Down stairs her father read the paper and her mother sat near the big table, hem-stitching. For them everything was settled, and settled satisfactorily. They knew whom they were going to marry, and whether love was to be a success, and where they were going to live, and what they were going to do. Henceforth, for them the game meant only pleasantly plodding onward along paths already marked out. Just a wholesome common marriage, planted with the seed of love and watered with small self-sacrifices. How could they possibly remember the restlessness of youth, to whom all these things are hidden in the mists of the future, and who is longing for everything and sure of nothing?
Madeline sat down at the piano and her hands fell inevitably into phrasing the “unfinished symphony.” She became aware that her mother laid down the stitching and Mr. Elton’s evening paper ceased to crackle. As she stopped her father stood behind her. He bent and kissed the little parting in her hair.
“Your music grows sweeter and richer day by day, little girl,” he said. “I suppose as more comes into your life you have more to give. I’m glad that you give it out to us old folks at home.”

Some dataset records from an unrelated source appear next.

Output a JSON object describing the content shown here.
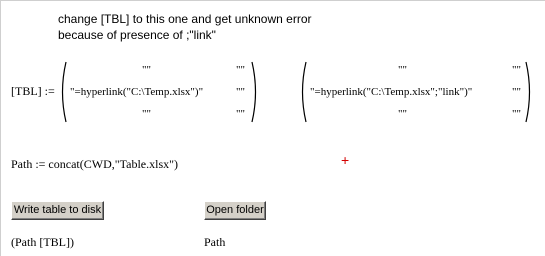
{
  "note": {
    "line1": "change [TBL] to this one and get unknown error",
    "line2": "because of presence of ;\"link\""
  },
  "tbl_assign": "[TBL] :=",
  "matrix1": {
    "r1": "\"\"",
    "r1c2": "\"\"",
    "r2": "\"=hyperlink(\"C:\\Temp.xlsx\")\"",
    "r2c2": "\"\"",
    "r3": "\"\"",
    "r3c2": "\"\""
  },
  "matrix2": {
    "r1": "\"\"",
    "r1c2": "\"\"",
    "r2": "\"=hyperlink(\"C:\\Temp.xlsx\";\"link\")\"",
    "r2c2": "\"\"",
    "r3": "\"\"",
    "r3c2": "\"\""
  },
  "path_assign": "Path := concat(CWD,\"Table.xlsx\")",
  "cursor_glyph": "+",
  "buttons": {
    "write": "Write table to disk",
    "open": "Open folder"
  },
  "outputs": {
    "write": "(Path  [TBL])",
    "open": "Path"
  },
  "colors": {
    "cursor": "#d40000",
    "button_face": "#d4d0c8"
  }
}
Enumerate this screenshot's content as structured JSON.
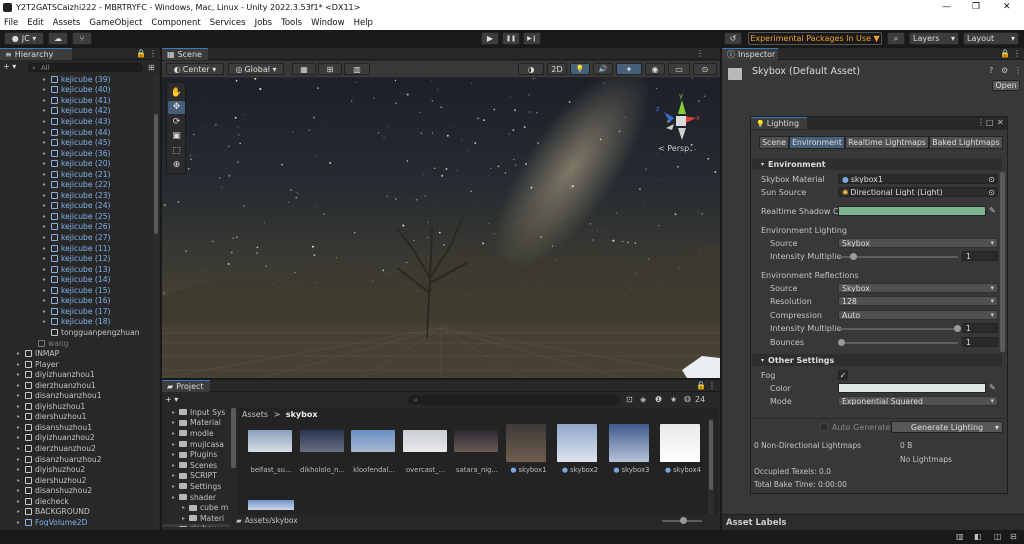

Madeline wheeled about and sprang to her feet.
“Ah,” she exclaimed, “if you have finished with your stupid old paper, I’ll give you a real piece of news. It’s a ‘scoop’ too, for no reporter has got hold of it yet. Dick Percival is engaged to little Miss Quincy.”
Both father and mother stared at her in silence. She stood a little behind the chandelier, where the light shone full on her face, and in neither mouth nor eyes could they see the trace of shadow. On the contrary, there was a radiant loveliness about her that astonished those that loved her best.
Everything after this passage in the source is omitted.